К концу XX века противостояние левых и правых во Франции приняло как бы новое измерение. Были тому причину и внешние, и внутренние. Главная внешняя – это распад Советского Союза и «социалистического содружества» в виде СЭВ и Варшавского Договора, крах коммунизма, как идеологии, и «реального социализма», как практики. Во многих странах, а не только во Франции, отключение от «источника питания» т. н. «братской помощи» СССР и других стран соцлагеря, привело к прогрессивному хирению компартий и потере их прежнего влияния. Внутренние процессы сложнее. Французское общество в последние несколько десятилетий переживало быстрые и глубокие трансформации. С середины 1960-х годов (социологи выделяют «поворот 1965 г.») «выдержка, умеренность и предусмотрительность, – как сказал Жан-Даниель Рейно – или, другими словами, откладывание потребления на будущее» уступили место «индивидуалистическим ценностям и гедонизму». Во Франции, разбогатевшей за «Славное Тридцатилетие» (1970–2000 гг.), ослабление пресса материальной нужды повлекло за собой ослабление социального контроля.
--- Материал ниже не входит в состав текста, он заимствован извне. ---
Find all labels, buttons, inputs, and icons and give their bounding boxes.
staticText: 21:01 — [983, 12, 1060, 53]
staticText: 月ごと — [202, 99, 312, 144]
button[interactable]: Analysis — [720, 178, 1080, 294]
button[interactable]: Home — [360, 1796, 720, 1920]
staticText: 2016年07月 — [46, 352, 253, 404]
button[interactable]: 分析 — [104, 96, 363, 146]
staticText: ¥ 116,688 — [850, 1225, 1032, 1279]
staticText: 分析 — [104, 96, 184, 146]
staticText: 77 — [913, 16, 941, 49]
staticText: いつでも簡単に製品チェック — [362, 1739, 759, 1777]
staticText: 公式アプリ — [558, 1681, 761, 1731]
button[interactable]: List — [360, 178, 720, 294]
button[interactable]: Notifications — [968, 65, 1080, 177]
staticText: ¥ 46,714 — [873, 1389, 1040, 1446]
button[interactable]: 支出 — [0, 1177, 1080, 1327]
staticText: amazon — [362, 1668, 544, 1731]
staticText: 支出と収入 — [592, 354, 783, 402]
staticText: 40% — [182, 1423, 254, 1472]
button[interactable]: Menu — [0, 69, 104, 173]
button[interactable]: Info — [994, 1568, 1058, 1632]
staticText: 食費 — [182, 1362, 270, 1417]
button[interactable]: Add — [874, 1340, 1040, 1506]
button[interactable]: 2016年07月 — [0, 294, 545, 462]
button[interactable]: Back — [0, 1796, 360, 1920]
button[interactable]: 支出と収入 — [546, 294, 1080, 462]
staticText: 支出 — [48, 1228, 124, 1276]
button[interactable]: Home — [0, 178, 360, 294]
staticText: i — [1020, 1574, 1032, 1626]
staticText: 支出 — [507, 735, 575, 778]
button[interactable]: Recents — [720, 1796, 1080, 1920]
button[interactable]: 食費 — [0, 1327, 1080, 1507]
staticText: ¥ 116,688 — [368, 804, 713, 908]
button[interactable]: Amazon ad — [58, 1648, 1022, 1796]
Наметился, по выражению Мишеля Крозье, «кризис традиционной системы регулирования», приспособленной к «цивилизации относительной экономической бедности и социальной нестабильности». Кризис выразился в новом коллективном поведении, в особенности, по отношению к властям, в появлении невиданной ранее солидарности с «обездоленными» (стала нормой публичная защита иммигрантов, не имеющих легального статуса и документов на проживание в стране, поддержка скваттеров, выселенных из нелегально захваченных ими зданий, а также выступлений исламской и негритянской молодежи против «произвола полиции»). Общество радикально пересмотрело свое отношение и к привычным нормам цивилизованного протеста, и к прежде принятым табу, а, значит, и к ценностям, на которых стояла прежняя Франция, в которой не было столь значительного числа иммигрантов.
«Теперь – и с этим согласны все социологи – общие ценности, объединявшие и цементировавшие национальное сообщество, оказались дважды поставлены под сомнение», – пишет Жан-Франсуа Сиринелли, профессор Института политических исследований (Париж) и директор Центра истории Европы XX в. С одной стороны, эти размываемые ценности в значительной своей части составляют основы республиканской культуры. Речь здесь идет не о том, чтобы констатировать пагубность или благотворность подобной эрозии, а о том, чтобы понять, как глубоко она поразила всю систему. Тем более что, с другой стороны, в те же 1960-е годы общество столкнулось и с другим сдвигом: стремление к сглаживанию различий, обеспечивавшее республиканское единство, частично стало уступать место осознанию неизбежности этнических, культурных и прочих различий и требованиям реализации прав на этой основе.